Qualifie son départ en retraite de prise d'acte de la rupture au 30 avril 2021 et dit que cette prise d'acte produit les effets d'un licenciement nul.
Condamne la Sas Bull à payer à Madame [M] [Aa] les sommes suivantes:
- 90000 euros nets à titre de dommages et intérêts pour le préjudice économique au titre de la discrimination,
-10000 euros nets à titre de dommages et intérêts pour le préjudice moral au titre de la discrimination,
- 36793,09 euros bruts au titre de la violation du statut protecteur,
- 27928,20 euros nets à titre d'indemnité pour licenciement nul,
- 30581,38 euros nets à titre d'indemnité conventionnelle de licenciement,
- 13964,10 euros bruts à titre d'indemnité de préavis,
- 1396,41 euros bruts de congés payés afférents.
Dit que les intérêts au taux légal courront :
- sur les sommes de nature salariale, à compter du 30 avril 2021;
- sur les autres sommes, à compter du présent arrêt.
Condamne la Sas Bull à remettre à Madame [M] [Aa] des bulletins de paie et des documents de fin de contrat conformes au présent arrêt, dans un délai de trente jours à compter de la notification de l'arrêt et sous astreinte de 30 euros par jour de retard passé ce délai, ce, pendant soixante jours.
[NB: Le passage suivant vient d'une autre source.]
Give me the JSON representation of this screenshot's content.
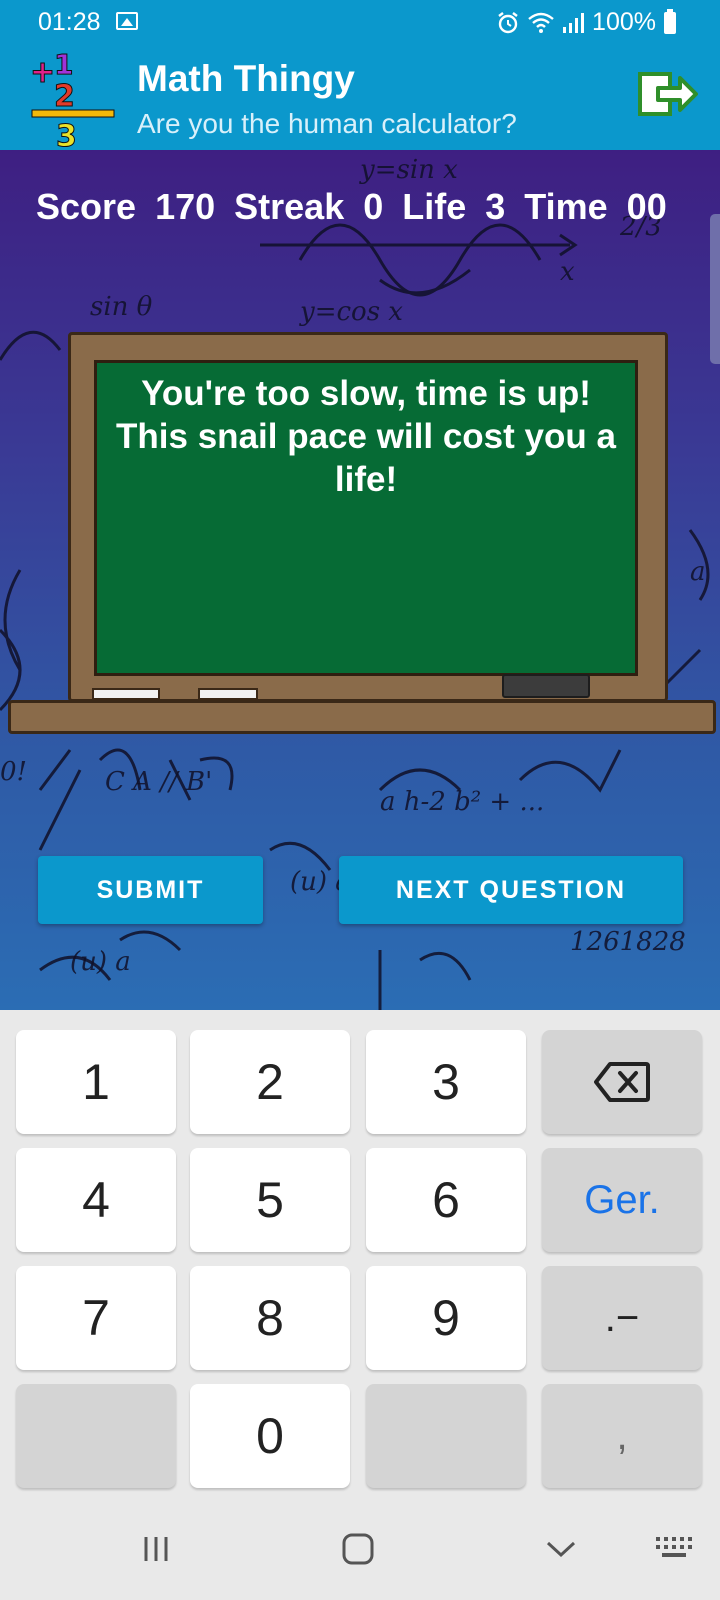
{
  "status_bar": {
    "time": "01:28",
    "battery": "100%",
    "icons": [
      "image-icon",
      "alarm-icon",
      "wifi-icon",
      "signal-icon",
      "battery-icon"
    ]
  },
  "app_bar": {
    "title": "Math Thingy",
    "subtitle": "Are you the human calculator?",
    "exit_icon": "exit-icon",
    "accent_color": "#0b98cc"
  },
  "game": {
    "scorebar": {
      "score_label": "Score",
      "score_value": "170",
      "streak_label": "Streak",
      "streak_value": "0",
      "life_label": "Life",
      "life_value": "3",
      "time_label": "Time",
      "time_value": "00"
    },
    "board_message": "You're too slow, time is up! This snail pace will cost you a life!",
    "buttons": {
      "submit": "SUBMIT",
      "next": "NEXT QUESTION"
    }
  },
  "keyboard": {
    "keys": {
      "k1": "1",
      "k2": "2",
      "k3": "3",
      "k4": "4",
      "k5": "5",
      "k6": "6",
      "k7": "7",
      "k8": "8",
      "k9": "9",
      "k0": "0",
      "go": "Ger.",
      "dot_minus": ".−",
      "comma": ","
    },
    "backspace_icon": "backspace-icon"
  },
  "nav_bar": {
    "icons": [
      "recent-apps-icon",
      "home-icon",
      "hide-keyboard-icon",
      "keyboard-icon"
    ]
  }
}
Condamne la Sas Bull à payer à Madame [M] [X] la somme de 3000 euros en application des dispositions de l'
article 700 du code de procédure civile🏛.
Déboute les parties pour le surplus.
Condamne la Sas Bull aux entiers dépens de première instance et d'appel.
- prononcé publiquement par mise à disposition de l'arrêt au greffe de la cour, les parties en ayant été préalablement avisées dans les conditions prévues au deuxième alinéa de l'
article 450 du code de procédure civile🏛.
- signé par Madame Régine CAPRA, Présidente et par Madame Juliette DUPONT, Greffier en pré-affectation, auquel la minute de la décision a été remise par le magistrat signataire.